Night light in Peliatan then was from kerosene lamps and flashlights. Electricity only began to arrive in the Ubud area in 1974, initially mostly to markets, businesses, and wealthy homes. However, as Ubud electrified, the number of homestays began to increase more rapidly. Yet electricity was expensive and long after it had arrived, it was still common to have indoor night-time illumination from five- and ten-watt bulbs only.
Madra Homestay, with Ubud homestay license number 10, was one of the first that was not owned by a high-caste Balinese family.

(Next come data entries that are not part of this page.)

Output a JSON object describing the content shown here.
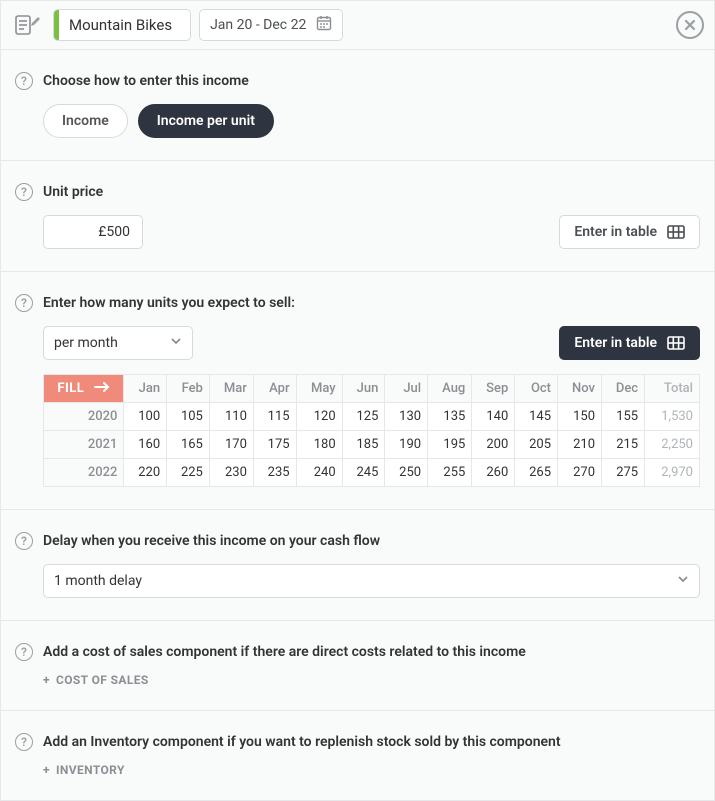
{
  "header": {
    "title": "Mountain Bikes",
    "date_range": "Jan 20 - Dec 22",
    "accent_color": "#7bc043"
  },
  "income_mode": {
    "label": "Choose how to enter this income",
    "options": {
      "income": "Income",
      "per_unit": "Income per unit"
    },
    "active": "per_unit"
  },
  "unit_price": {
    "label": "Unit price",
    "value": "£500",
    "enter_in_table": "Enter in table"
  },
  "units": {
    "label": "Enter how many units you expect to sell:",
    "frequency": "per month",
    "enter_in_table": "Enter in table",
    "fill_label": "FILL",
    "months": [
      "Jan",
      "Feb",
      "Mar",
      "Apr",
      "May",
      "Jun",
      "Jul",
      "Aug",
      "Sep",
      "Oct",
      "Nov",
      "Dec"
    ],
    "total_label": "Total",
    "rows": [
      {
        "year": "2020",
        "values": [
          100,
          105,
          110,
          115,
          120,
          125,
          130,
          135,
          140,
          145,
          150,
          155
        ],
        "total": "1,530"
      },
      {
        "year": "2021",
        "values": [
          160,
          165,
          170,
          175,
          180,
          185,
          190,
          195,
          200,
          205,
          210,
          215
        ],
        "total": "2,250"
      },
      {
        "year": "2022",
        "values": [
          220,
          225,
          230,
          235,
          240,
          245,
          250,
          255,
          260,
          265,
          270,
          275
        ],
        "total": "2,970"
      }
    ]
  },
  "delay": {
    "label": "Delay when you receive this income on your cash flow",
    "value": "1 month delay"
  },
  "cost_of_sales": {
    "label": "Add a cost of sales component if there are direct costs related to this income",
    "link": "COST OF SALES"
  },
  "inventory": {
    "label": "Add an Inventory component if you want to replenish stock sold by this component",
    "link": "INVENTORY"
  },
  "colors": {
    "dark": "#2e3440",
    "fill": "#f08a7a",
    "border": "#e5e7e9",
    "muted": "#8a8f93"
  }
}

Becoming an inn keeper as well as an artist was a bit of a shock for Madra, and bureaucracy, competition, and local politics of licensing would occasionally cause metaphoric headaches and quiet complaints that it was all making him dizzy (pusing).
Fortunately, his first wife Ibu Lampias, like so many Balinese women, was an immensely practical household manager who, while overseeing all the details around the care and feeding of guests and all the finances, simultaneously created the feeling of welcome and hospitality that kept everyone coming back and staying longer.
Ubud and nearby villages had become ground zero both for cultural tourism and for a rarer kind of visitor — scholars and artists who came to learn in depth the music and dance and other art forms so central to Bali’s religious culture. Others arrived to study the ways in which Bali itself was rapidly changing as Indonesia entered the global economy. From the homestay’s earliest days, Ketut Madra found that it held a special attraction for serious students of Bali.